Opray pleaded no contest to eight misdemeanor charges and performed community service and paid restitution totaling $938.

CBS spokesperson Colleen Sullivan said that Hastie's April 2000 arrest was included in her bio because the facts of the case were "kinda funny." Hastie pleaded to the charge and was sentenced to a year's probation, five days of community service, and ordered to pay restitution. Sullivan said the network was aware of Dalton's drunk driving case.

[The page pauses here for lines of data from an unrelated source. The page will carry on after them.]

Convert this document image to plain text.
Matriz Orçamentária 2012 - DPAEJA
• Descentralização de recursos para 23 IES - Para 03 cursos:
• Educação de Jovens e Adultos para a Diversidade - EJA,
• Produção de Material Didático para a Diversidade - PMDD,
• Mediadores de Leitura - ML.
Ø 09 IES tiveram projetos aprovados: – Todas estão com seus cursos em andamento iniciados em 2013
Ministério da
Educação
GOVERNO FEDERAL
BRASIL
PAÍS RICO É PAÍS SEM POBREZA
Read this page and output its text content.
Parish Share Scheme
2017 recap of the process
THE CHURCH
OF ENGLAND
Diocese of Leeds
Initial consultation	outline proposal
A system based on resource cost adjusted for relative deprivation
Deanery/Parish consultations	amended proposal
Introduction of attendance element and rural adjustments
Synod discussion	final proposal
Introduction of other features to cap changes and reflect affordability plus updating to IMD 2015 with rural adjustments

As for the Usenet postings by Hastie and Shoulders, Sullivan said that the network would not comment on such "speculation" and refused to say whether CBS was aware of the drug-related messages before being contacted by a TSG reporter. While Sullivan confirmed details of the Hastie and Dalton criminal cases, she repeatedly refused to address the drug messages, since the postings were not "public," as are the details of court cases. "Survivor" finalists are subjected to drug testing, said Sullivan, who added that such a test resulted in the dismissal of one previous "finalist" who tested positive.

Comments (1)

who cares? jesus, just about everyone consumes some sort of drug, the person who wrote this article probably sparked up a fat blunt while writing this. While meth is indeed the sleaziest of the sleazy drugs, does this have anything to do with anything, let alone the contestants ability to compete on survivor? no, it doesn't. I feel bad for these people, just because they're on a game show, they are subjected to all this scrutiny of their past. Damnn, who hasn't experimented with drugs in college, or got hammered & done something stupid? No one. Leave these people alone, just because they we're selected to compete on survivor doesn't mean that they're saints. Anyway, I'm going to go drop some acid and watch survivor naked while eating jello.